Most of the provided services require a file as an input.

In addition to this, TExASe offers support for repositories, through a set of services and functions that read document metadata, generate citation strings, and most notably, generate cover pages for the documents using the supplied metadata, configuration, html, css files and images.

List of services

Basic services

extract - Extracts text from the provided file using tika-python port for apache tika. It requires only a file (with readable content) and returns text.

ocr - Performs OCR on PDF-s and image-files not containing readable text. Image processing in done using tesseract-ocr via pytesseract and Pillow, while pdf processing is done using ocrmypdf, also based on tesseract-ocr. This service accept optional language code along the required file and returns a new, readable, file as a result.

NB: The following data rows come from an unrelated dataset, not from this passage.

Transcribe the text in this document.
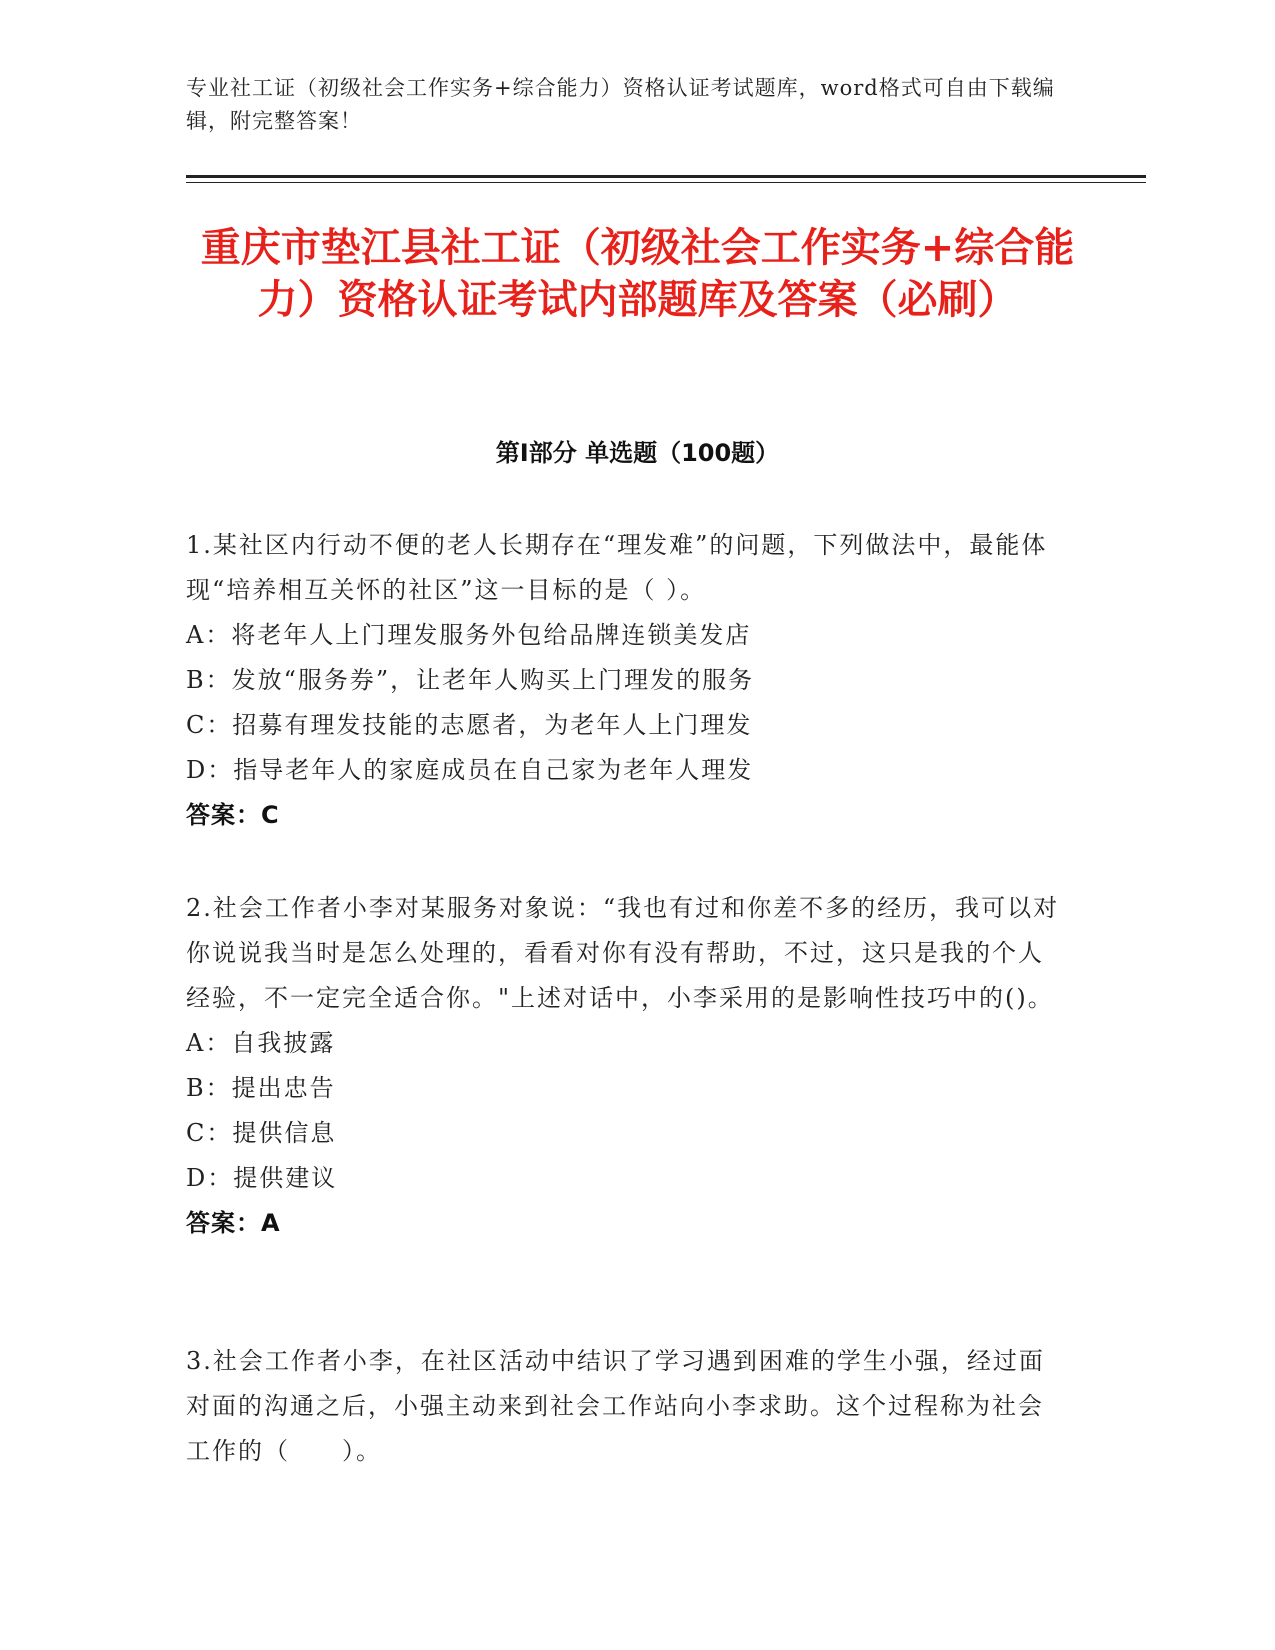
专业社工证（初级社会工作实务+综合能力）资格认证考试题库，word格式可自由下载编辑，附完整答案！
重庆市垫江县社工证（初级社会工作实务+综合能力）资格认证考试内部题库及答案（必刷）
第I部分 单选题（100题）
1.某社区内行动不便的老人长期存在“理发难”的问题，下列做法中，最能体现“培养相互关怀的社区”这一目标的是（ ）。
A：将老年人上门理发服务外包给品牌连锁美发店
B：发放“服务券”，让老年人购买上门理发的服务
C：招募有理发技能的志愿者，为老年人上门理发
D：指导老年人的家庭成员在自己家为老年人理发
答案：C
2.社会工作者小李对某服务对象说：“我也有过和你差不多的经历，我可以对你说说我当时是怎么处理的，看看对你有没有帮助，不过，这只是我的个人经验，不一定完全适合你。"上述对话中，小李采用的是影响性技巧中的()。
A：自我披露
B：提出忠告
C：提供信息
D：提供建议
答案：A
3.社会工作者小李，在社区活动中结识了学习遇到困难的学生小强，经过面对面的沟通之后，小强主动来到社会工作站向小李求助。这个过程称为社会工作的（　　）。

ocr_and_extract - First performs OCR on unreadable files to make them readable, and then extracts the text from them. It returns an HTML containing extracted text, as well as a base64 string of a new file (if OCR was performed).

renew - Only works with file_paths. It OCR-s a file on the provided path and then replace it with a new version.

Repository services

add_cover - Adds a cover page to a supplied PDF file. The cover page will contain information about supplied (repo param) or default repository, as well as metadata if appropriate item id for targeted repository was submitted. Cover page is created using pdfkit via wkhtmltopdf, and PDF pages are added or subtracted using PyPDF2.

Cover will also be added by using the above services (except extract), if create_first_page param is set to true in resprected repository config file (e.g. repos/default/config.json) and *nocover param is not set to false

remove_cover - This will remove the cover page of a supplied pdf, if it has one, using PyPDF2.

remove_all_covers - This will trigger remove_cover for all pdfs on a supplied path.

metadata - This will return metadata for a file, if you supply it with an appropriate id for a given of default repo.

citation - This works just like the metadata service, except it returns a citation string for the item instead of the metadata.

Use GUI

Simply, on the left, pick a file and click process. The result will appear on the right.

Optionally, if you want a more precise OCR, input a (supported) language code for tesseract bellow.

Current GUI supports only ocr_and_extract service.

Use API

url

hostname/api/service_name

required arg

file : containing filename of a posted file.

optional args

Optional args are definied for each service in the config.json file. For example ocr service accepts lang (language code for tesseract ocr) parameter.

Options

Some of the options are configured in the config.json file. These include:

tesseract : tesseract service options, including a list of default languages to be used in OCR, path to tesseract service, as well as a list of applicable extensions.

log : string, file location of a writable log file. If the file is specified and writable, all requests will be logged in it.

wkhtmltopdf_path : string, path to executables for wkhtmltopdf, required for creation of PDFs from HTML strings.

default_repo : string, name of the default repository (folder with required files in the repos dir of this project). This will affect creation of the cover pages for submitted PDFs.

redis : redis server options. If on is set to 1, all requests will go through a redis queue on specified url and port. Redis is only available for services that do not return a value.

services a list of available services, and their respected parameter definitions.

Requirements

sudo apt-get install python3-dev libxml2-dev libxslt1-dev tesseract-ocr ghostscript

for ubuntu and

pip install flask redis rq pdfkit tika ocrmypdf pytesseract Pillow

from pip.